I'm fairly new to regular expressions and I'm trying to compare two strings together using regex as a place holder/wildcard for certain values that can change in the string that I'm not concerned with. However, if I implement the following code:
var regex = /my .* is/;
var str1 = "Hello, my name is... not important.";
var str2 = "Hello, " + regex + "... not important.";
var result = str1 === str2;
console.log(str1);
console.log(str2);
console.log(result);
I would expect the return to be:
"Hello, my name is... not important."
"Hello, my name is... not important."
true
Instead I get this:
"Hello, my name is... not important."
"Hello, /my .* is/... not important."
false
Can anyone enlighten me as to what's going on and how I might fix it?

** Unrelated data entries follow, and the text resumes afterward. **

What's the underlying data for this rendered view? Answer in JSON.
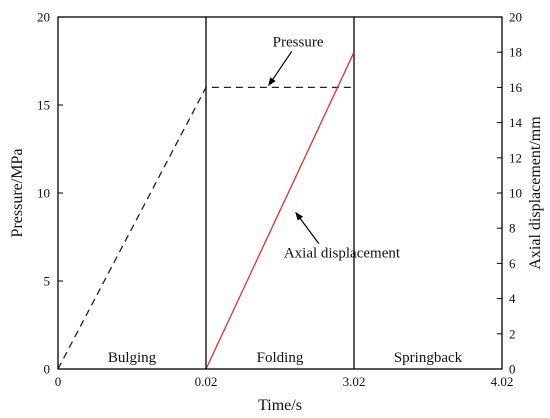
{
  "chart_data": {
    "type": "line",
    "title": "",
    "xlabel": "Time/s",
    "ylabel": "Pressure/MPa",
    "y2label": "Axial displacement/mm",
    "xlim": [
      0,
      4.02
    ],
    "ylim": [
      0,
      20
    ],
    "y2lim": [
      0,
      20
    ],
    "x_categories": [
      "0",
      "0.02",
      "3.02",
      "4.02"
    ],
    "y_ticks": [
      0,
      5,
      10,
      15,
      20
    ],
    "y2_ticks": [
      0,
      2,
      4,
      6,
      8,
      10,
      12,
      14,
      16,
      18,
      20
    ],
    "grid": false,
    "legend": "none",
    "phase_boundaries": [
      0.02,
      3.02
    ],
    "phases": [
      {
        "label": "Bulging",
        "x_start": 0,
        "x_end": 0.02
      },
      {
        "label": "Folding",
        "x_start": 0.02,
        "x_end": 3.02
      },
      {
        "label": "Springback",
        "x_start": 3.02,
        "x_end": 4.02
      }
    ],
    "series": [
      {
        "name": "Pressure",
        "axis": "left",
        "style": "dashed",
        "color": "#222222",
        "points": [
          [
            0,
            0
          ],
          [
            0.02,
            16
          ],
          [
            3.02,
            16
          ]
        ]
      },
      {
        "name": "Axial displacement",
        "axis": "right",
        "style": "solid",
        "color": "#e03030",
        "points": [
          [
            0.02,
            0
          ],
          [
            3.02,
            18
          ]
        ]
      }
    ],
    "annotations": [
      {
        "text": "Pressure",
        "target_series": 0,
        "target_point": [
          1.25,
          16
        ]
      },
      {
        "text": "Axial displacement",
        "target_series": 1,
        "target_point": [
          1.8,
          9
        ]
      }
    ]
  }
}
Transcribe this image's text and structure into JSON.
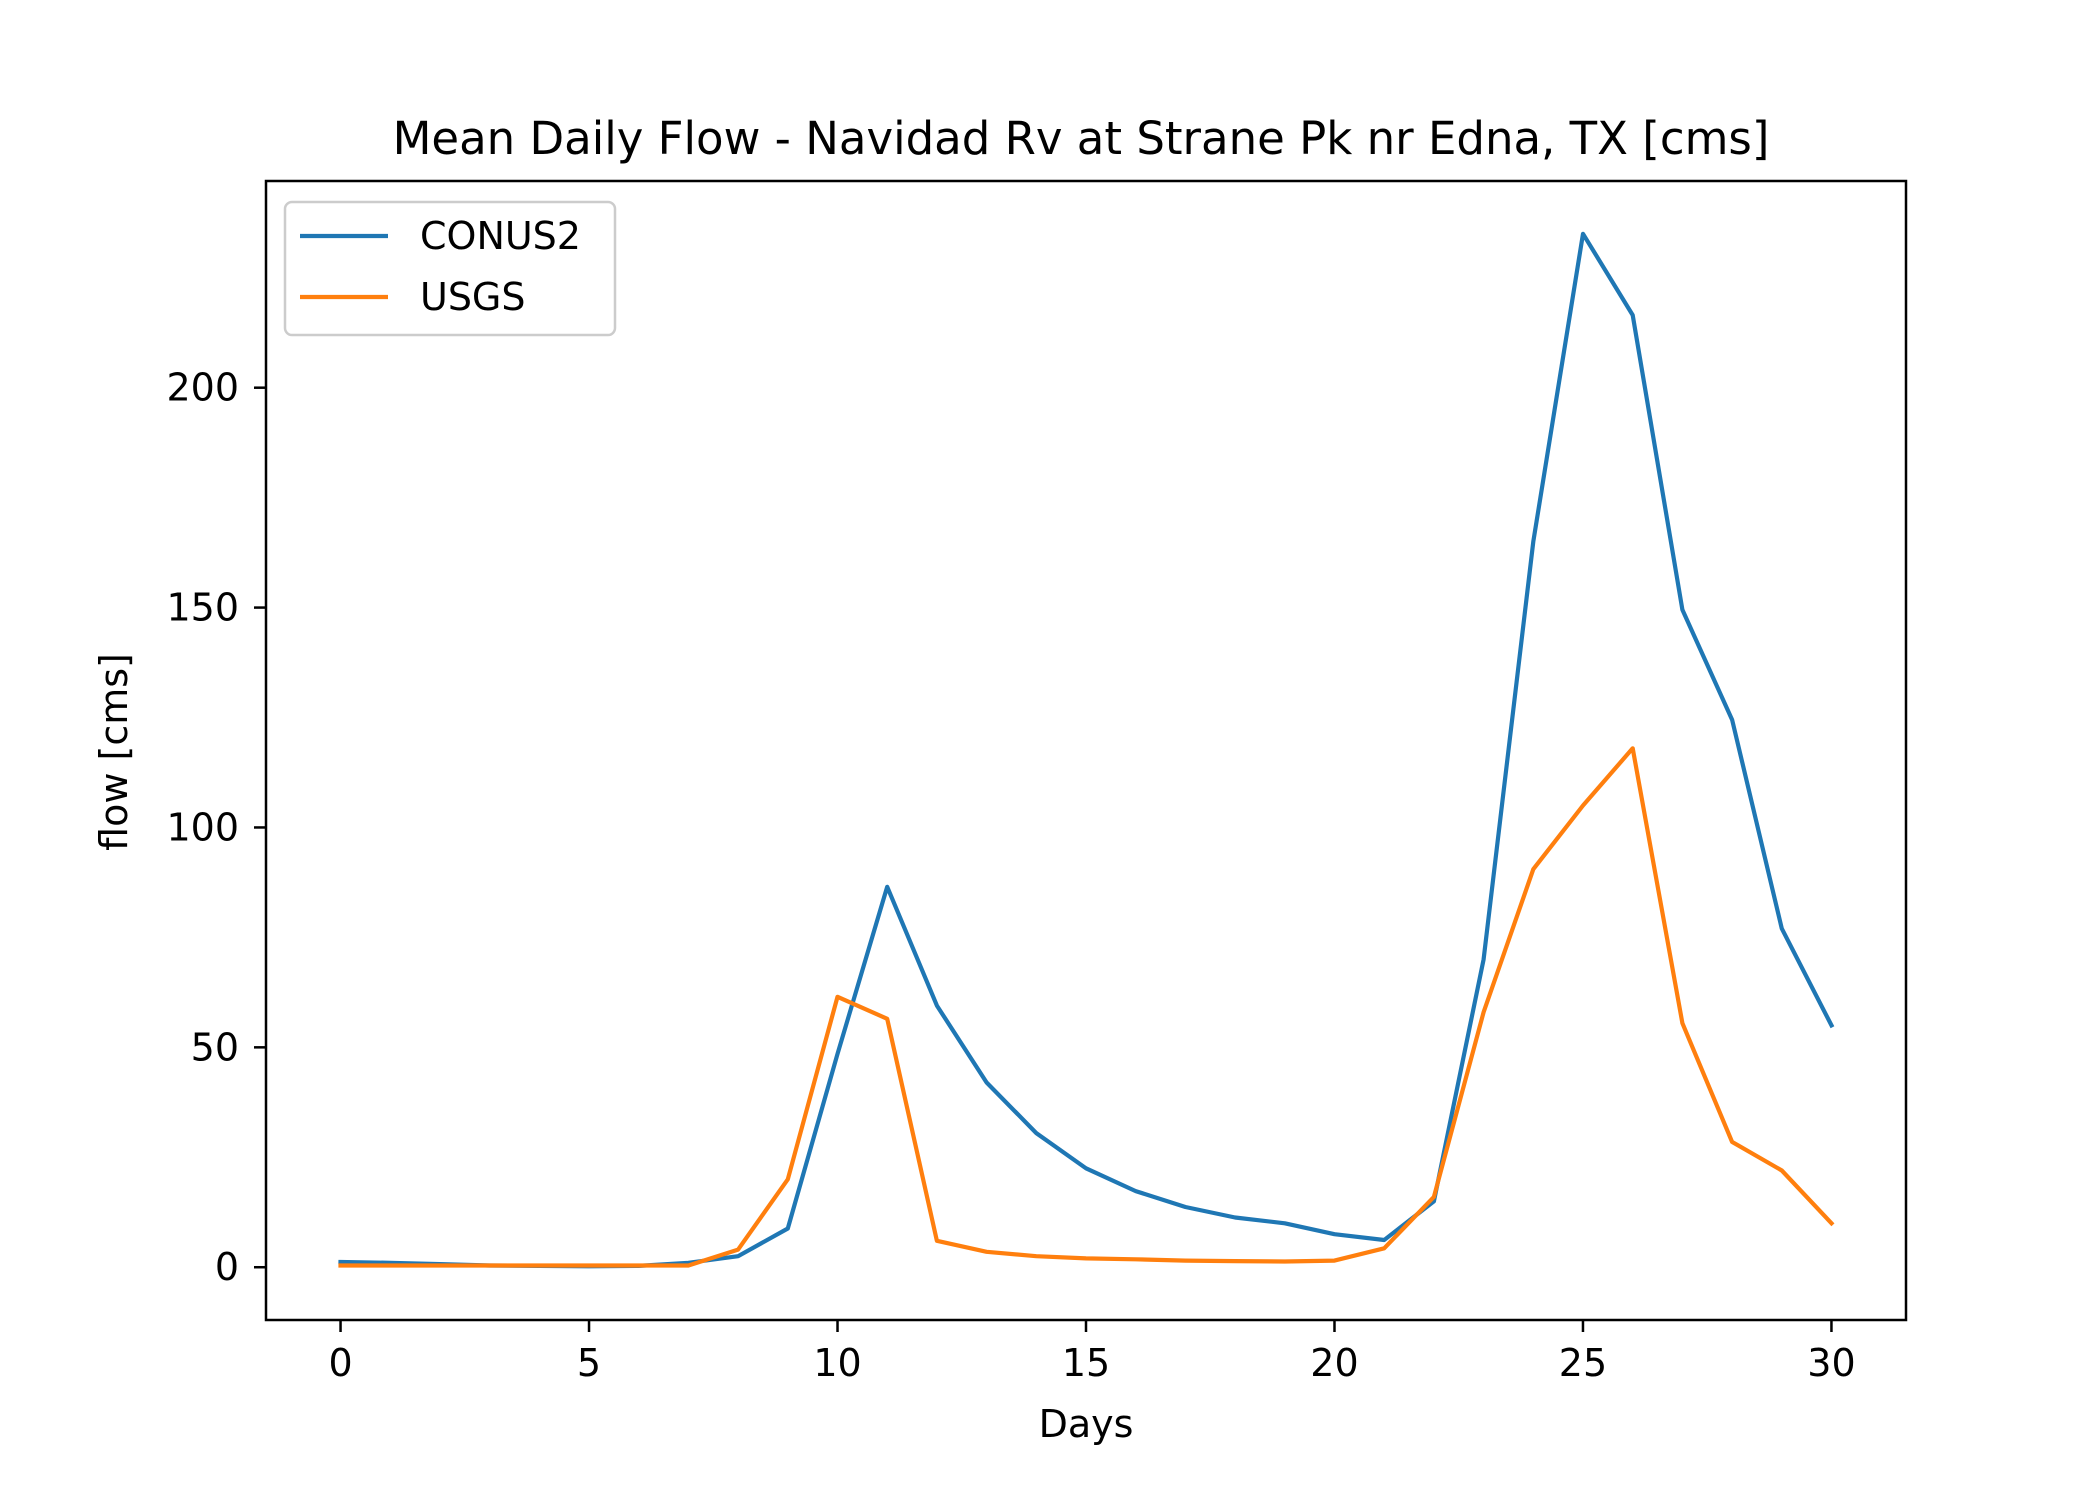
{
  "chart_data": {
    "type": "line",
    "title": "Mean Daily Flow - Navidad Rv at Strane Pk nr Edna, TX [cms]",
    "xlabel": "Days",
    "ylabel": "flow [cms]",
    "xlim": [
      -1.5,
      31.5
    ],
    "ylim": [
      -12,
      247
    ],
    "xticks": [
      0,
      5,
      10,
      15,
      20,
      25,
      30
    ],
    "yticks": [
      0,
      50,
      100,
      150,
      200
    ],
    "grid": false,
    "legend_position": "upper left",
    "x": [
      0,
      1,
      2,
      3,
      4,
      5,
      6,
      7,
      8,
      9,
      10,
      11,
      12,
      13,
      14,
      15,
      16,
      17,
      18,
      19,
      20,
      21,
      22,
      23,
      24,
      25,
      26,
      27,
      28,
      29,
      30
    ],
    "series": [
      {
        "name": "CONUS2",
        "color": "#1f77b4",
        "values": [
          1.2,
          1.0,
          0.7,
          0.4,
          0.3,
          0.2,
          0.3,
          1.0,
          2.5,
          8.8,
          48.5,
          86.5,
          59.5,
          42.0,
          30.5,
          22.5,
          17.3,
          13.7,
          11.3,
          10.0,
          7.5,
          6.2,
          15.0,
          70.0,
          165.0,
          235.0,
          216.5,
          149.5,
          124.5,
          77.0,
          55.0
        ]
      },
      {
        "name": "USGS",
        "color": "#ff7f0e",
        "values": [
          0.4,
          0.4,
          0.4,
          0.4,
          0.4,
          0.4,
          0.4,
          0.4,
          4.0,
          20.0,
          61.5,
          56.5,
          6.0,
          3.5,
          2.5,
          2.0,
          1.8,
          1.5,
          1.4,
          1.3,
          1.5,
          4.3,
          16.0,
          58.0,
          90.5,
          105.0,
          118.0,
          55.5,
          28.5,
          22.0,
          10.0
        ]
      }
    ]
  }
}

As you yourself noted, concatenating an object (in this case, a regex instance) to strings will coerce the object to string. This is expected behavior.
What you want instead is regex.test(string)
( string.match(regex)
would also work but is not as semantically accurate).
let regex1 = /my.* is/; let regex2 = /^Hello, my.* is... not important\.$/; let str = "Hello, my name is... not important."; console.log(str); console.log(regex1); console.log(regex2); console.log(regex1.test(str)); console.log(regex2.test(str));
regex1
will test for the phrase my _blank_ is
, while regex2
will test for the exact statment mtaching Hello... important.
When concatenating any variable with a string in javascript, javascript will cast everything to a string and concatenate. For example,
var a = 5;
var str = "The value of a is " + a;
console.log(str)
would print "The value of a is 5"
This is causing the value of str2
to be "Hello, /my.* is/... not important."
Look at this answer for comparing two strings with wildcards.